'What weakened the Mafia’s grip was not so much the loss of income but the loss of face. As a result, its power began to wane.' Photo: Detail from cover of Sowing Seeds for the Future: Exploring the power of constructive nonviolent action, by Andrew Rigby
Sowing Seeds for the Future: Exploring the power of constructive nonviolent action, by Andrew Rigby
Author: Andrew Rigby. Review by Dave Morris.
This is an important book and merits a place in every Meeting house. It is an exploration and evaluation of techniques and concepts by which nonviolent protest can become most productive – or, as Andrew puts it, ‘the intention to bridge the gap between what is and what ought to be’.
The first chapters cover familiar territory for Friends: the development of co-operative ideas and anarchist thinking, with a focus on Edward Carpenter’s anarcho-socialist challenge to capitalism. We are then led to Gandhi. This brings us to a key issue: mass mobilisation and civil disobedience are sporadic and short lived; a movement of protest cannot be held intact simply by marches and demonstrations. It also needs co-operative work and activity with precise aims, to give the movement cohesion and momentum; otherwise, energy can be dissipated and little or no progress made.
Later, Andrew gives accounts of the most disparate programmes of constructive protest: against the Nazi Quisling regime in Norway; against the Nazi occupation of Holland; against the Mafia in Sicily; the role of workers’ co-operatives during the Spanish civil war; and, likewise, in the Basque regions of northern Spain. The drive is to demonstrate how local, constructive measures can be successful, by investing the politics of protest with action that seeks to enhance community life. For instance, the account of the campaign against the Mafia in Sicily in 2004 shows how students adapted ‘Addiopizzo’ as the name for their campaign. ‘Pizzo’ was the slang for the ‘protection’ money payable by all businesses to the Mafia. The students embedded the term into a slogan and encouraged solidarity by persuading small businesses to display it in their shop windows. What weakened the Mafia’s grip was not so much the loss of income but the loss of face. As a result, its power began to wane.

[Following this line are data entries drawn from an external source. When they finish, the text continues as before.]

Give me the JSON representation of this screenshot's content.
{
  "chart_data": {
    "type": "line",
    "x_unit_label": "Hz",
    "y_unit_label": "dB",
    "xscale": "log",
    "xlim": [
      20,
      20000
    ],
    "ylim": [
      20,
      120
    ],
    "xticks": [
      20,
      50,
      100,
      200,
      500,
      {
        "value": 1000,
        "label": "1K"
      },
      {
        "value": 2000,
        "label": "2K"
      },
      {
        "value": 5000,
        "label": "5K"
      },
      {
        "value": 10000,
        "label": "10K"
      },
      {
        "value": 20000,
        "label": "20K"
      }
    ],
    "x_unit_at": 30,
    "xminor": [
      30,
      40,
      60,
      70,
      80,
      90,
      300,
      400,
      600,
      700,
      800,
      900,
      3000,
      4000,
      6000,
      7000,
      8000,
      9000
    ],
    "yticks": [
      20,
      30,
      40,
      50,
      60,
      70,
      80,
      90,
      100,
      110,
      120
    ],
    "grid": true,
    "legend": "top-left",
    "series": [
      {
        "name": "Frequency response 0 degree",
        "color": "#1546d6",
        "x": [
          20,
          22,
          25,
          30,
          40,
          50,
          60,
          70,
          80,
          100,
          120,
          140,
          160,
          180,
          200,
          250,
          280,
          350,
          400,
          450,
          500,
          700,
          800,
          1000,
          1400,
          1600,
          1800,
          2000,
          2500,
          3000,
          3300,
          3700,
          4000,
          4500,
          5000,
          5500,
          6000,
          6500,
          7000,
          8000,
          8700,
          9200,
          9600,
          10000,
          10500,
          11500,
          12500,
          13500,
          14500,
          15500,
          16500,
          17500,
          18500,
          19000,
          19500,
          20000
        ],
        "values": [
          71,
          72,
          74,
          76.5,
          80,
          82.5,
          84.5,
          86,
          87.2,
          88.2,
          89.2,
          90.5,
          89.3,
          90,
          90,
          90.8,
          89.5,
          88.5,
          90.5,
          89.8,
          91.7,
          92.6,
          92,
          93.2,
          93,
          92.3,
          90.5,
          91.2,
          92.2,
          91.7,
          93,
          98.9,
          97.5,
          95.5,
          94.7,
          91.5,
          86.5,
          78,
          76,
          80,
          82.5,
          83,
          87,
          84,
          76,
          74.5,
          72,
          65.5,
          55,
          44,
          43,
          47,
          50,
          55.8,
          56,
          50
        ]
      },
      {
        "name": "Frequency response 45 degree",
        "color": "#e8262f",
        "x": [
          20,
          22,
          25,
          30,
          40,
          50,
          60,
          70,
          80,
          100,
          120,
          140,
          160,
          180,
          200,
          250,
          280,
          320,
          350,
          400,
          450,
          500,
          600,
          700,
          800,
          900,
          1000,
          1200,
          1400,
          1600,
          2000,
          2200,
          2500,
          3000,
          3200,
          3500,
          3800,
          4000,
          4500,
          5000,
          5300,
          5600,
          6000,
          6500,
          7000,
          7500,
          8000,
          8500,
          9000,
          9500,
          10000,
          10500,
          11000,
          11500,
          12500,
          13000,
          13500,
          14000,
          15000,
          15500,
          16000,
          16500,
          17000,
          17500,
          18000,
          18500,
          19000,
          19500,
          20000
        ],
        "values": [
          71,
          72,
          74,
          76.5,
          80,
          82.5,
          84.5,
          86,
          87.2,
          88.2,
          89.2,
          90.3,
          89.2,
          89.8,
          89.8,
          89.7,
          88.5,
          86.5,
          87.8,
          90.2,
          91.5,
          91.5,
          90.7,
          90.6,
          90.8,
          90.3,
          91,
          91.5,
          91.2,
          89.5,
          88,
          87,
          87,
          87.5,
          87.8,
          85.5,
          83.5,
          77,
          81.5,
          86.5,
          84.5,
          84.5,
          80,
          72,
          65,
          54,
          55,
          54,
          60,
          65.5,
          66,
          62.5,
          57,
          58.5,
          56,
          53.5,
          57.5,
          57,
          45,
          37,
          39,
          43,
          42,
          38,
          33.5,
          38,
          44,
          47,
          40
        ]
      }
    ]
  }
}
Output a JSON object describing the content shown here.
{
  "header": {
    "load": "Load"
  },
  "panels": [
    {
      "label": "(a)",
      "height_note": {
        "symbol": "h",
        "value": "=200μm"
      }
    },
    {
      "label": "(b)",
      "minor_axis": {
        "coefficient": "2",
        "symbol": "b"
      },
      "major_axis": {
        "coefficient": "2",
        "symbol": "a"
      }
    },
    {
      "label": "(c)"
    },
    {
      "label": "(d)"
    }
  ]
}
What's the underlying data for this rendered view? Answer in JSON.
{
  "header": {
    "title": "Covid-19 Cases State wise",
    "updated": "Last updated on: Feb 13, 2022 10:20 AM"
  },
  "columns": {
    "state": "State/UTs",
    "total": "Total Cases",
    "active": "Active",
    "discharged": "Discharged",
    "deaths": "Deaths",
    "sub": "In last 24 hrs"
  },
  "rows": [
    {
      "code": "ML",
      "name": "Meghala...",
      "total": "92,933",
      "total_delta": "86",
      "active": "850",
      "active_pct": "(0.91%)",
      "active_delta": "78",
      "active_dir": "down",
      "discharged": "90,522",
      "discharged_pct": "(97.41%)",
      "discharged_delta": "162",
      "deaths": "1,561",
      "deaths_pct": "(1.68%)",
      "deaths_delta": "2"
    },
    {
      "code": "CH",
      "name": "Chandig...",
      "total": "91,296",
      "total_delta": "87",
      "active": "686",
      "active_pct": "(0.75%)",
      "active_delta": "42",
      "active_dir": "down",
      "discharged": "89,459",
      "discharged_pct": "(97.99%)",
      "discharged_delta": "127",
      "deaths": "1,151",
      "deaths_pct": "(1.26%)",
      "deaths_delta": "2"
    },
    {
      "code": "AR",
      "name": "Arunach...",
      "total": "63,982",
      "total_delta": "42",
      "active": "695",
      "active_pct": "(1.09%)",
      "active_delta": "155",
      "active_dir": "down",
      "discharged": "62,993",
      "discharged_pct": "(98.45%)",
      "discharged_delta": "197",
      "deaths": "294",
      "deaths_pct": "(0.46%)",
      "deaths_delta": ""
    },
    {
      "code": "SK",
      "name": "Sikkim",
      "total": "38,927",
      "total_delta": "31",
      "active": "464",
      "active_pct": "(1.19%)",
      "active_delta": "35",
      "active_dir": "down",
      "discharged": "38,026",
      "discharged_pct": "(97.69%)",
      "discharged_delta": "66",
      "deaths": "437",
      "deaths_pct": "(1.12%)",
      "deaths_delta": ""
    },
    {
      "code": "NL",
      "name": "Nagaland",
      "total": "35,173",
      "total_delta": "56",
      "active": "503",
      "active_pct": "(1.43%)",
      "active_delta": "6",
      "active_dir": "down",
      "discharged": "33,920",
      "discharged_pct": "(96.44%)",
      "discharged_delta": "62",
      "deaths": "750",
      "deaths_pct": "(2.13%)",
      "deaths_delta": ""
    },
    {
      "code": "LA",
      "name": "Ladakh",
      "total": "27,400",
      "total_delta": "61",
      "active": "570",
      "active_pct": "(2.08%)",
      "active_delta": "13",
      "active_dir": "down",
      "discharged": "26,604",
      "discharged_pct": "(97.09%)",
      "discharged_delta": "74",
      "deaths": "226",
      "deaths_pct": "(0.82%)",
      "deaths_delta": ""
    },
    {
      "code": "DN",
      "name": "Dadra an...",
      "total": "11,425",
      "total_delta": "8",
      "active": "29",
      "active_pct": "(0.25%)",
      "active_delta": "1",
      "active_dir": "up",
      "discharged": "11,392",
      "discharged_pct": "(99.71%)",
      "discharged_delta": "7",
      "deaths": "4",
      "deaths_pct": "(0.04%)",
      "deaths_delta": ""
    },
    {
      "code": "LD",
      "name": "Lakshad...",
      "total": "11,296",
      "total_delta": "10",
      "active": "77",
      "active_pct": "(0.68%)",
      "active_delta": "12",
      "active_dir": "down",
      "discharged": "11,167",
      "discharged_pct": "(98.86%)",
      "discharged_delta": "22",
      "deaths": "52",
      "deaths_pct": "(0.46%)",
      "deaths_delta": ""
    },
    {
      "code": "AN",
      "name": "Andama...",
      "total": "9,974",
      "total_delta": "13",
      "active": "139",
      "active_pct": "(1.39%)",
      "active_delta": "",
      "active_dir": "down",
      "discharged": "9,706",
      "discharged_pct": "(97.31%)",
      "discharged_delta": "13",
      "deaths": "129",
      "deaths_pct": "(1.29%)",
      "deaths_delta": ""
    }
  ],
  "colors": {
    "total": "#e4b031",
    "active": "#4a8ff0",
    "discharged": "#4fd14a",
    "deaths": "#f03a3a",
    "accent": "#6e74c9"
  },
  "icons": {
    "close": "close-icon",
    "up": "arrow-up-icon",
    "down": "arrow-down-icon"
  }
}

Andrew describes his own role in the Aberdeen People’s Press. His experience there leads him to conclude that there are two main functions of constructive forms of resistance: ‘the support function – servicing the needs of those engaged in the more contentious or offensive modes of civil resistance [and] the deeper function of attempting to create the foundations of new ways of life, exemplifying ways in which different spheres of life might be carried out in the hoped for future.’
It is to this end that the book also examines the writings of thinkers such as Václav Havel, Adam Michnik, the Polish Solidarity dissident, and Rayah Shedah, the Palestinian activist who wrote ‘between mute submission and blind hate, I chose the third way – I am Sumud’ (‘sumud’ being steadfastness in one’s determination to resist, where one’s whole life is an act of resistance).
All this leads to the ‘intentional life’. This refers to how each individual can use everyday decisions and interactions to let their life speak. All of us have the opportunity to become activists. Andrew’s book gives us an invaluable guide as to how we can frame that.